Classification Assignments

What is a data classification assignment?

Assignments signify potential matches between the physical elements within a system and the fields outlined in the business glossary. These assignments originate from evaluations of rules applied to columns and tables, where multiple rules may be applicable to a single field.

Each assignment falls into one of three distinct states:

  • CONFIRMED: Indicates that the assignment was confirmed automatically or by an user.
  • PENDING: Indicates that the assignment awaits confirmation from an external user.
  • REFUSED: Indicates that the evaluation is deemed incorrect, leading to the rejection of the association.

Automation thresholds can be established to streamline the confirmation, rejection, or suspension processes for assignments. Further details on these thresholds will be elaborated in the subsequent sections.

Assignments computation

Assignments arise from one or more evaluations produced by defined rules, allowing for multiple evaluations on a specific physical object. In instances where the same physical element aligns with a target in the business glossary, the final assignment score is determined by selecting the highest score among all evaluations. This scenario is particularly relevant when establishing multiple rules aimed at classifying the same business glossary item.

Before consolidating diverse ratings into a unified assignment, the ratings may exhibit a composition similar to the image below:

Classification assignment composition table

In certain instances, information may be incomplete, such as lacking complete references to the business entity, only having references to the term. The primary objective is to automatically bridge this information gap. The cases considered are:

  1. Inference from Column Metadata: The business glossary entity can be inferred from the metadata of the column itself. In this case it will be necessary to define two rules: the first defined on the metadata of the column, with a rule of the FIELD_METADATA type, through which to find the business glossary entity and the second which acts through a regular expression a rule of the REGEX_DATA_RULE type with which to associate the logical field

  2. Inference from Table Metadata: The business glossary entity can be inferred from the table metadata. In this case, there are at least two rules to be defined, one of the METADATA_TABLE type with which to search the name of the table to get the entity of the business glossary, and one of the REGEX_DATA or METADATA_FIELD type to find the related logical fields

The procedures governing the management of incomplete assignments are as follows:

  • For each incomplete assignment, it checks whether there is another assignment on that column with the business glossary element present. If it exists, the one with the highest score is taken. The resulting assignment score will be the average between the two assignments.
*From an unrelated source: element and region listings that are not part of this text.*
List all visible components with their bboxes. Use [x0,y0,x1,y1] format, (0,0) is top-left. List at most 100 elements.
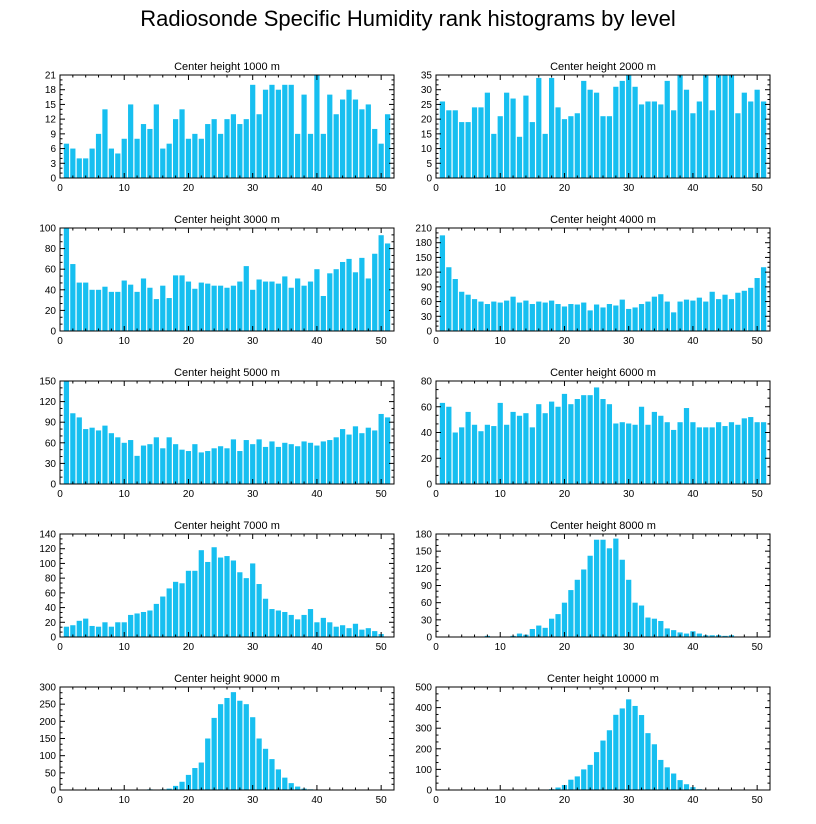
x-tick-label: 50 [752,183,764,194]
bar [510,296,516,331]
bar [230,439,237,484]
bar [134,138,140,178]
bar [160,596,166,637]
bar [549,401,555,484]
bar [70,625,76,637]
x-tick-label: 0 [433,336,439,347]
bar [561,306,568,331]
bar [275,769,281,790]
bar [166,788,172,790]
bar [185,138,192,178]
bar [568,590,574,637]
bar [108,626,114,637]
bar [365,104,371,178]
x-tick-label: 0 [57,642,63,653]
bar [192,570,198,637]
bar [709,110,715,178]
bar [372,631,378,637]
y-tick-label: 30 [45,459,57,470]
bar [63,381,70,484]
bar [185,281,192,331]
bar [147,287,153,331]
bar [446,267,452,331]
bar [147,610,153,637]
bar [658,294,664,331]
bar [250,289,256,331]
bar [754,422,760,484]
y-tick-label: 120 [39,544,56,555]
bar [574,776,580,790]
x-tick-label: 30 [247,183,259,194]
bar [359,109,365,178]
bar [626,423,632,484]
y-tick-label: 0 [426,327,432,338]
bar [275,283,281,331]
bar [504,92,510,178]
y-tick-label: 12 [45,115,57,126]
bar [606,304,613,331]
bar [626,699,632,790]
panel-title: Center height 5000 m [174,367,280,379]
y-tick-label: 80 [45,244,57,255]
x-tick-label: 50 [752,489,764,500]
bar [619,80,625,178]
bar [288,444,294,484]
bar [384,243,391,331]
bar [658,104,664,178]
y-tick-label: 6 [50,144,56,155]
bar [262,89,269,178]
bar [516,136,523,178]
y-tick-label: 80 [421,377,433,388]
panel-2: Center height 2000 m 0 10 20 30 40 50 0 5 10 15 20 2… [421,61,771,194]
x-tick-label: 30 [623,183,635,194]
bar [651,411,657,484]
bar [275,610,281,637]
bar [346,258,352,331]
bar [568,116,574,178]
bar [606,730,613,790]
bar [153,299,159,331]
bar [333,114,339,178]
y-tick-label: 250 [39,700,56,711]
bar [230,285,237,331]
bar [439,101,446,178]
y-tick-label: 300 [415,724,432,735]
bar [716,75,722,178]
y-tick-label: 150 [415,547,432,558]
x-tick-label: 30 [623,795,635,806]
bar [722,294,728,331]
bar [638,406,645,484]
y-tick-label: 120 [415,564,432,575]
x-tick-label: 50 [376,489,388,500]
bar [70,264,76,331]
x-tick-label: 10 [119,183,131,194]
bar [243,578,249,637]
bar [722,635,728,637]
bar [269,759,275,790]
bar [288,783,294,790]
bar [632,705,638,790]
bar [230,560,237,637]
x-tick-label: 40 [311,183,323,194]
bar [664,301,670,331]
y-tick-label: 40 [421,428,433,439]
bar [593,304,600,331]
bar [741,418,747,484]
bar [497,402,503,484]
bar [671,429,677,484]
y-tick-label: 300 [39,683,56,694]
bar [192,444,198,484]
y-tick-label: 0 [50,480,56,491]
bar [327,94,333,178]
bar [134,613,140,637]
y-tick-label: 100 [415,765,432,776]
x-tick-label: 30 [247,336,259,347]
bar [658,415,664,484]
y-tick-label: 60 [45,265,57,276]
x-tick-label: 10 [495,336,507,347]
bar [295,446,301,484]
bar [465,294,471,331]
panel-10: Center height 10000 m0 10 20 30 40 5001002003… [415,673,771,806]
x-tick-label: 30 [247,795,259,806]
x-tick-label: 0 [433,642,439,653]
  • If there is still an incomplete assignment, it checks whether an assignment exists on the table containing the missing business glossary entity; if it exists the one with the highest score is taken. In this case, the final score will be given by multiplying the score of the incomplete assignment and the evaluation found.
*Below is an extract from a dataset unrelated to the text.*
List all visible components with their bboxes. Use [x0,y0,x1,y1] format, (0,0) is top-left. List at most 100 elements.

  • In addition, there may be redundant assignments, i.e. assignments on the same physical structure, with identical business glossary items. In the case of redundant evaluations, only those with the highest score are kept.

How to manage assignments

To access the assignments in Blindata, click on the button at the top right as shown in the figure. Assignments location

The list automatically shows the assignments in “pending” status, that is those that require external intervention by the user. The display can be conditioned according to the user’s needs through the filtering options, accessible through the relative button at the top right.

Assignments filters

Once the form is open, you can filter by:

  • State
  • System
  • Data Categories
  • Physical Entities
  • Physical Fields
  • Logical Fields

Assignments filters modal

If you want to have an unfiltered view, you need to click the “clear” button inside the form. It is also possible to download the visualization of the assignments in csv format through the dedicated button.

Assignments export

The table allows direct editing of the status of the assignments through the “Actions” section defined for each element.

Assignments threshold configuration

It is also possible to modify the target logical fields and the data categories to which the assignment refers, always through the object shown in the list.

Assignments threshold configuration

By clicking on the light bulb icon, it is possible to modify the logical field, selecting one of those available, using the form dedicated to the search.

Automation of assignment evaluation

The page allows you to define thresholds to automate the process of confirming, rejecting or suspending the assignment. To apply the thresholds, click the gear-shaped button as shown in the figure.

Assignments threshold configuration

The resulting form allows the definition of score ranges for the automation of the assignment process.

Assignments threshold configuration

In the example case, assignments with scores from 0 to 0.35 will be rejected, from 0.36 to 0.75 will be left pending, while assignments with scores from 0.76 to 1 will be confirmed automatically.